With President Obama holding a commanding lead in Illinois, and with most statewide offices in Illinois in recent years held by Democrats, a reader inquired: Can Republicans win statewide in Illinois anymore?|
Republicans can win statewide in our state, but the deck is stacked against them in demographic terms, and according to elections expert Kent Redfield, "It will take 'the right kind' of Republican to win."
Illinois has been trending more Democratic for decades. I wrote a paper on this topic back in the 1980s. At that time, University of Illinois trustees were elected statewide, but voters knew almost nothing about them except the party banner under which they ran.
Thus, students of elections used election results for UI candidates as a substitute for party identification. From the 1940s to the 1980s, the Republican vote trend line for UI trustees declined slowly on a moving average from about 52 percent of the two-party vote to about 48 percent.
Demographics probably played a big part in this trend, as it has to the present. Illinois has been losing white voters and gaining those of Hispanics. In the last three decades, Illinois has lost about two million whites (that many more have moved out of the state than have moved in, on a net basis), mostly to the South and Southwest. The whites who left tended to vote Republican.
In the past decade, Illinois would have lost population if it weren't for the increase of 475,000 Hispanics.
In polls of the past decade, about 10 percent more Illinois voters have identified as Democrats than as Republicans. About one-third of voters identify as independents but many of them lean toward the Dems or the GOP, leaving about 10 percent who are truly undecided.
Some recent population trends may benefit Republicans. Democratic Chicago continues to lose population (although they often leave for the nearby suburbs), and numbers of African-Americans in Illinois declined by 4 percent in the last census, as some appear to be moving "back home" to the South.
So how do Republicans win statewide when the state appears to be solidly Blue (Democratic)?
A retired professor of politics at the University of Illinois at Springfield, Redfield believes successful Republican candidates have to appeal to those suburbanites who are moderate on social issues like gun control and abortion as well as to the growing numbers of Hispanics.
He cites the multiple successes of former GOP governors Jim Thompson and Jim Edgar, both of whom were socially moderate.

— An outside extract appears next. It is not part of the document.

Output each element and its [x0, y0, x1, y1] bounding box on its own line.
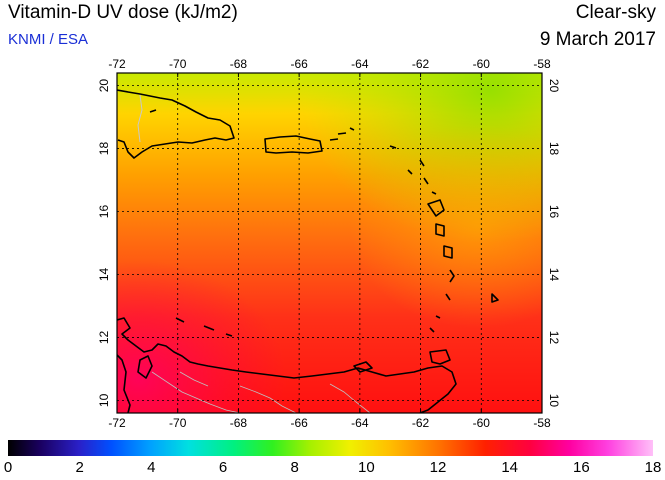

At the same time it should be noted that social conservative Bill Brady of Bloomington lost his gubernatorial bid in 2010 to Pat Quinn by only 44,000 votes. Redfield thinks that if suburban Republican state senator Kirk Dillard had been the standard bearer in 2010, he would have defeated Quinn.

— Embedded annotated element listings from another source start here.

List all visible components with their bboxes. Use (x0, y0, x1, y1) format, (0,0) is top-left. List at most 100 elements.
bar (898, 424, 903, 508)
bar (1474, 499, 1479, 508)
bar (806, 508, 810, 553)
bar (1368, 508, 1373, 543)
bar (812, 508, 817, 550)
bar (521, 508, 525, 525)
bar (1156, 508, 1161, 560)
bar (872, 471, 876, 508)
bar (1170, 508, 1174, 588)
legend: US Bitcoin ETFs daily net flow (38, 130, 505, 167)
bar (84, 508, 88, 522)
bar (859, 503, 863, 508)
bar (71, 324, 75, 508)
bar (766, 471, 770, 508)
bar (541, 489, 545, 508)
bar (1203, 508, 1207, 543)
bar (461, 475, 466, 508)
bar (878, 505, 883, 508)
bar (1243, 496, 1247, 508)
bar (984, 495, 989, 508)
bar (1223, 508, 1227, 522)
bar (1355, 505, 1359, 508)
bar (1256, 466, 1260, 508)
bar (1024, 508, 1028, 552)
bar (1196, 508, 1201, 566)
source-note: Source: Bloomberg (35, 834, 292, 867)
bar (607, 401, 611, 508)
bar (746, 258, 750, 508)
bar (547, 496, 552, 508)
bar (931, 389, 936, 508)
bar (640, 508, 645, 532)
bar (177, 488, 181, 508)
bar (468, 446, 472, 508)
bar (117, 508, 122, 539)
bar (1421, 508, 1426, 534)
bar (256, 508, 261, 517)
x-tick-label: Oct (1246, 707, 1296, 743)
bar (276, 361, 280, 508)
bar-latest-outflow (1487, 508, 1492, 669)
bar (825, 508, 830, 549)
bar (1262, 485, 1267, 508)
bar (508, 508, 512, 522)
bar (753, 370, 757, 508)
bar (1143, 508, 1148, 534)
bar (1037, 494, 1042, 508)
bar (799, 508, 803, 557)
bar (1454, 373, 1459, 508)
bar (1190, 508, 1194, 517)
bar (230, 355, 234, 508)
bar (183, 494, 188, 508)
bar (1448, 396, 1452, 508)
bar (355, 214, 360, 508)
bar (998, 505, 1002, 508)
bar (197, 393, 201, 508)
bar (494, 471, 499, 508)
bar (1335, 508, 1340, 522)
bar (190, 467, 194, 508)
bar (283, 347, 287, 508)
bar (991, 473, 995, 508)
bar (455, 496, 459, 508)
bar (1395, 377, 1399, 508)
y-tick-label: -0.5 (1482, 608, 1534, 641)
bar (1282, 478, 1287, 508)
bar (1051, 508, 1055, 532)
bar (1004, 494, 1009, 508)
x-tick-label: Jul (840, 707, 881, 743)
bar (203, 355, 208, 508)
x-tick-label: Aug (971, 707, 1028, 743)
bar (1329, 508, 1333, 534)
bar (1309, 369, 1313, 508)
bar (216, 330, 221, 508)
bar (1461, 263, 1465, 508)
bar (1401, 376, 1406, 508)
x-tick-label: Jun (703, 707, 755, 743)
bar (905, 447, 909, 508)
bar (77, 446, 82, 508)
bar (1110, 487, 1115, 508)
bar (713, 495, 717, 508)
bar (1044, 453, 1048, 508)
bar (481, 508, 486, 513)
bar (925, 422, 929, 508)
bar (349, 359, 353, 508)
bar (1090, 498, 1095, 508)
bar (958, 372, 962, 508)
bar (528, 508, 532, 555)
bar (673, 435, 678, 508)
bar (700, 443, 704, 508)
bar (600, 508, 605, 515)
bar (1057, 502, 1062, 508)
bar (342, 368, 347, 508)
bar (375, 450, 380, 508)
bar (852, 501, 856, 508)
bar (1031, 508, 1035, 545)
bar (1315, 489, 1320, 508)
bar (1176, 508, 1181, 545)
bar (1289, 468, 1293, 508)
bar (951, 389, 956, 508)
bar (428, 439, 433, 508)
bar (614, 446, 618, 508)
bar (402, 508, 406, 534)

Spending on media can also make a difference. If a wealthy GOP candidate spent two to three times as much as his or her opponent on television ads, such might persuade enough voters to support him or her.
For example, in 2006 Democratic governor Rod Blagojevich outspent his opponent Judy Baar Topinka about five to one, primarily on negative ads, and he won re-election even though he himself was under a cloud. Indeed, the moderate Topinka bounced back and was elected as state comptroller in 2010.
Given the strong statewide party identification bias to the Democrats, the Dems are likely to maintain majorities in the state legislature and among the congressional delegation in the years to come.
On the other hand, once-Democratic Southern Illinois has been trending more Republican in recent years, primarily on social issues. The problem for the GOP is that there are few people, and thus few districts, in that part of the state.
Regardless of my pessimistic assessment for the GOP, Republicans are jockeying enthusiastically for a chance to contest the 2014 governor's race, and the same will probably be true for the U.S. Senate, if Democrat Dick Durbin decides to step down.
So, attractive GOP candidates can win the 400-meter race to statewide election; they just start about five to ten yards behind the Democrats.
Jim Nowlan is a former Illinois legislator and state agency director. He is a senior fellow at the University of Illinois Institute of Government and Public Affairs.